How To Buy The Biggest Diamond For Around $3000

Carat weight is often the biggest concern when people are buying a diamond. I usually steer people toward looking at the quality of the cut over the size of the diamond.

But if carat is to be the top priority then obviously other areas will have to take second, third, and fourth place.

Let’s start with this search at James Allen:

The button above will return the following:

  • Shapes: All
  • Clarity: All
  • Color: All
  • Carat: minimum 1 Ct
  • Budget: $3,000 to $3,500
  • Sort order: Highest carat weight first

This returns diamonds of all shapes, color grades and clarities.

Sort by Carat

Search with results sorted by carat

When we sort the diamonds by size we see that there are some decent sized stones in the lot. Ok, they aren’t the highest clarity, nor are they colorless, but this is how you get the biggest diamond for your dollar. Obviously if you are going to choose one of the 1.5 ct diamonds you will have to embrace something with a warmer color. Everyone has their own level of comfort in regards to how much color they want in a diamond, so if this is too much color then either scroll a bit until you see a diamond which does not have super obvious color or change the color grade slider to show a smaller range of color grades. You are also going to have to embrace the level of inclusions. Maybe think of the inclusions in the diamond as a finger print, something that makes the diamond unique.

Sort by Clarity

Search with results sorted by clarity

Of course clarity is something a lot of people don’t like to compromise on at all. As a matter of fact some cultures place a great deal of importance on the clarity of a diamond. If the inclusions of the diamonds the search returns are bothering you then you can easily sort the results by clarity. This returns the diamonds with the highest clarity grades first. Among these first seven stones there are several that are definitely worth a closer look. And since we set the minimum carat size at 1 ct, at least we are still getting respectable sizes.

Sort by Color

Search with results sorted by color

If we look at the opposite side if the color range by sorting the search results by color with D first we get two ovals, two cushions, a pear, a marquise and an emerald cut. These are all Slightly Included to Included. They aren’t going to be eye-clean, but some don’t seem too bad, really.

Sorted by Color

Eye-clean

Interestingly if we drop all the diamonds with clarity grades below VS2 so we don’t have worry about whether the diamonds are eye clean or not we get a nice array of cushion cut diamonds. As a matter of fact there are over 40 cushion cut diamonds to choose from before we get to the other shapes, with one or two exceptions.

The Best Round Brilliant

Of course the classic diamond shape is round brilliant. This is the shape for which there are more settings available as it is more versatile for jewelers to work with. And round brilliants have the potential to return light in the most efficient manner than any other shape. So I understand if none of the diamonds covered so far in this article have caught your attention.

Here’s the secret sauce to finding the best round cut brilliant diamonds around $3000 to $3500 which is over 1 carat in size.

Now these parameters are great for helping you find a beautiful diamond.

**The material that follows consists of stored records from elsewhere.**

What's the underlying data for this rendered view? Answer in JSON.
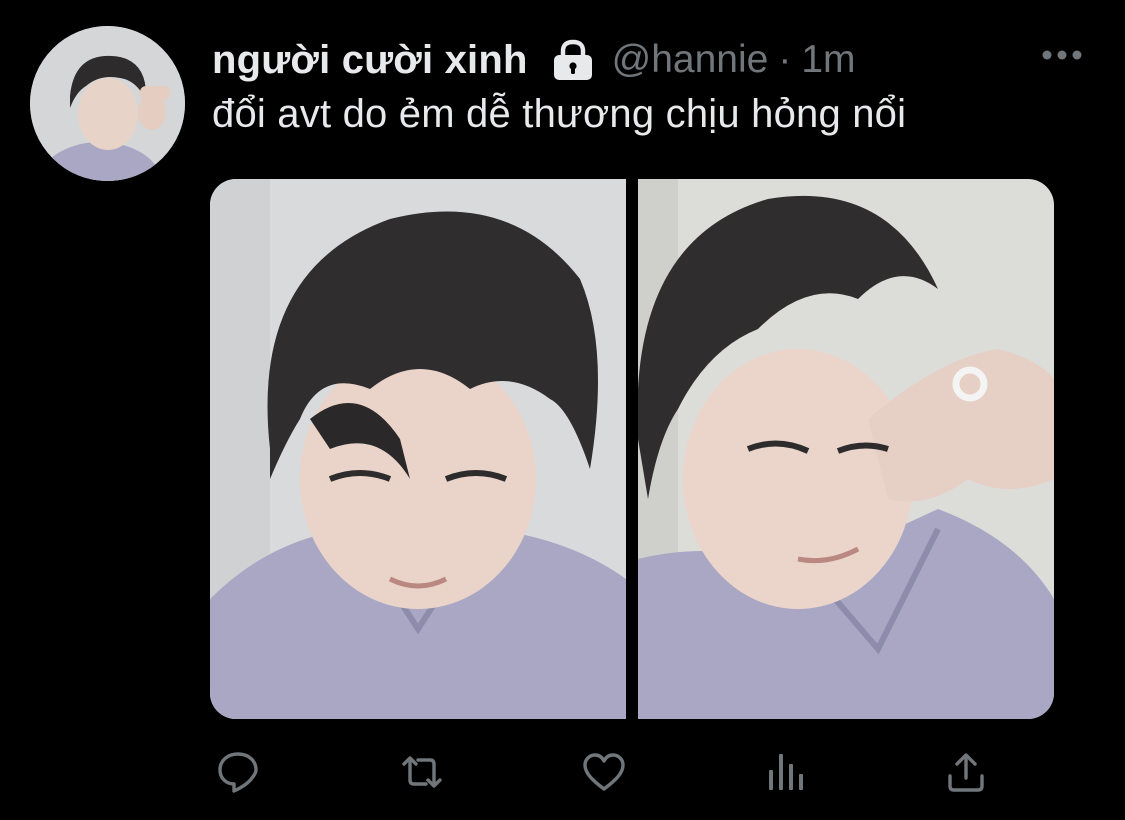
{
  "tweet": {
    "display_name": "người cười xinh",
    "handle": "@hannie",
    "separator": "·",
    "time": "1m",
    "text": "đổi avt do ẻm dễ thương chịu hỏng nổi",
    "protected": true,
    "icons": {
      "lock": "lock-icon",
      "more": "more-icon"
    }
  },
  "media": {
    "count": 2,
    "items": [
      {
        "kind": "photo"
      },
      {
        "kind": "photo"
      }
    ]
  },
  "actions": [
    {
      "icon": "reply-icon"
    },
    {
      "icon": "retweet-icon"
    },
    {
      "icon": "like-icon"
    },
    {
      "icon": "analytics-icon"
    },
    {
      "icon": "share-icon"
    }
  ],
  "colors": {
    "background": "#000000",
    "primary_text": "#e7e9ea",
    "secondary_text": "#71767b",
    "shirt": "#a9a7c4",
    "wall": "#d9dadc"
  }
}
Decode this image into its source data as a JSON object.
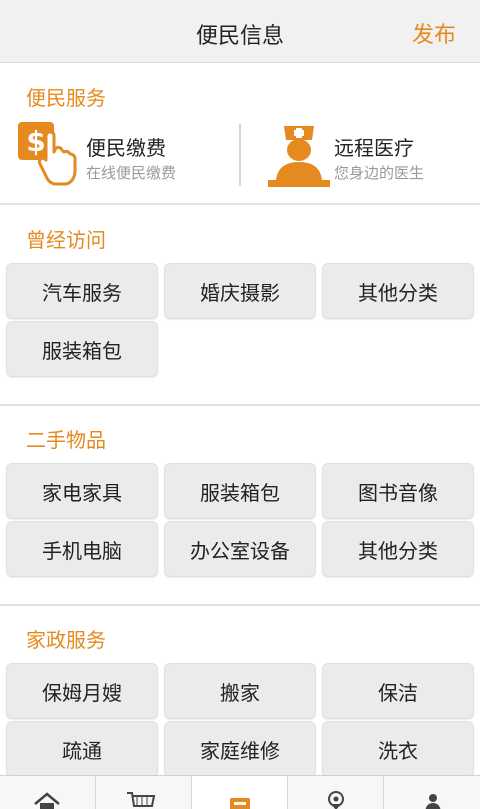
{
  "header": {
    "title": "便民信息",
    "publish_label": "发布"
  },
  "convenience": {
    "title": "便民服务",
    "items": [
      {
        "name": "便民缴费",
        "sub": "在线便民缴费",
        "icon": "payment-dollar-hand-icon"
      },
      {
        "name": "远程医疗",
        "sub": "您身边的医生",
        "icon": "nurse-doctor-icon"
      }
    ]
  },
  "visited": {
    "title": "曾经访问",
    "buttons": [
      "汽车服务",
      "婚庆摄影",
      "其他分类",
      "服装箱包"
    ]
  },
  "secondhand": {
    "title": "二手物品",
    "buttons": [
      "家电家具",
      "服装箱包",
      "图书音像",
      "手机电脑",
      "办公室设备",
      "其他分类"
    ]
  },
  "housekeeping": {
    "title": "家政服务",
    "buttons": [
      "保姆月嫂",
      "搬家",
      "保洁",
      "疏通",
      "家庭维修",
      "洗衣"
    ]
  },
  "tabbar": {
    "icons": [
      "home-icon",
      "cart-icon",
      "info-card-icon",
      "location-pin-icon",
      "person-icon"
    ]
  },
  "colors": {
    "accent": "#e58a1f",
    "button_bg": "#ebebeb",
    "header_bg": "#f1f1f1"
  }
}
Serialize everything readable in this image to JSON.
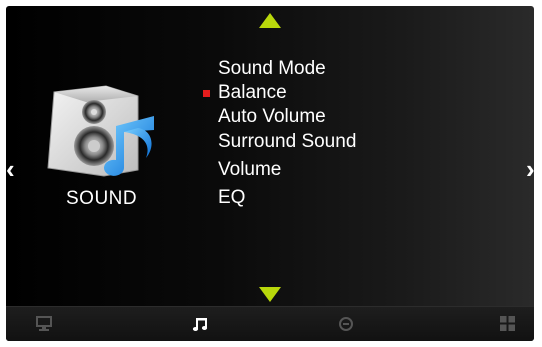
{
  "category": {
    "label": "SOUND",
    "icon": "speaker-music-note-icon"
  },
  "menu": {
    "items": [
      {
        "label": "Sound Mode",
        "selected": false
      },
      {
        "label": "Balance",
        "selected": true
      },
      {
        "label": "Auto Volume",
        "selected": false
      },
      {
        "label": "Surround Sound",
        "selected": false
      },
      {
        "label": "Volume",
        "selected": false
      },
      {
        "label": "EQ",
        "selected": false
      }
    ]
  },
  "navigation": {
    "left_glyph": "‹",
    "right_glyph": "›",
    "scroll_up_icon": "triangle-up-icon",
    "scroll_down_icon": "triangle-down-icon"
  },
  "bottom_tabs": [
    {
      "name": "picture",
      "icon": "monitor-icon",
      "active": false
    },
    {
      "name": "sound",
      "icon": "music-note-icon",
      "active": true
    },
    {
      "name": "time",
      "icon": "clock-icon",
      "active": false
    },
    {
      "name": "setup",
      "icon": "grid-icon",
      "active": false
    }
  ],
  "colors": {
    "accent": "#b9d80b",
    "selection": "#e51d1d",
    "text": "#ffffff",
    "inactive_icon": "#555555"
  }
}
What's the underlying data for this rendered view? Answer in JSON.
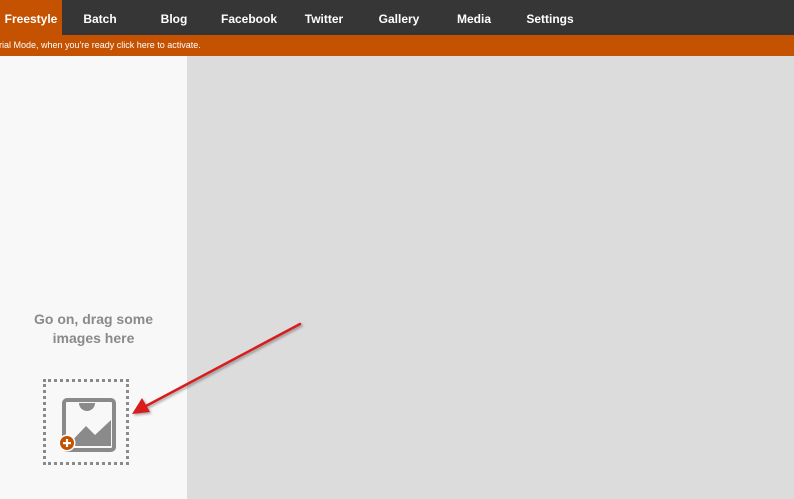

This doesn’t mean that there aren’t great diamonds outside of these parameters. But these parameters will almost always return something worth seriously considering. A depth: 60% to 62% combined with a table percentage of 54% to 56% will almost invariably produce a diamond that looks fantastic.

Search results for round brilliant diamonds

Ok, even with the above percentages selected it still has to have excellent symmetry, and it doesn’t hurt to have excellent polish, but those percentages certainly give you a head start with your search. Now I have only included GIA, in this search. I could have also included AGS, but there were no AGS graded diamonds within this range in stock at the time of writing. IGI, well, they are really good at grading lab created diamonds, but are still second choice when it comes to earth created diamonds. The main issue I have seen is that the color grades IGI issues are not quite the same as GIA. So if you want to include IGI graded diamonds just be aware that their color scale is not the same as GIA’s. (AGS and GIA use the same master stones for their color grading).

I tried the above search with IGI diamonds and there are a few worth looking at, with the above caveat regarding color.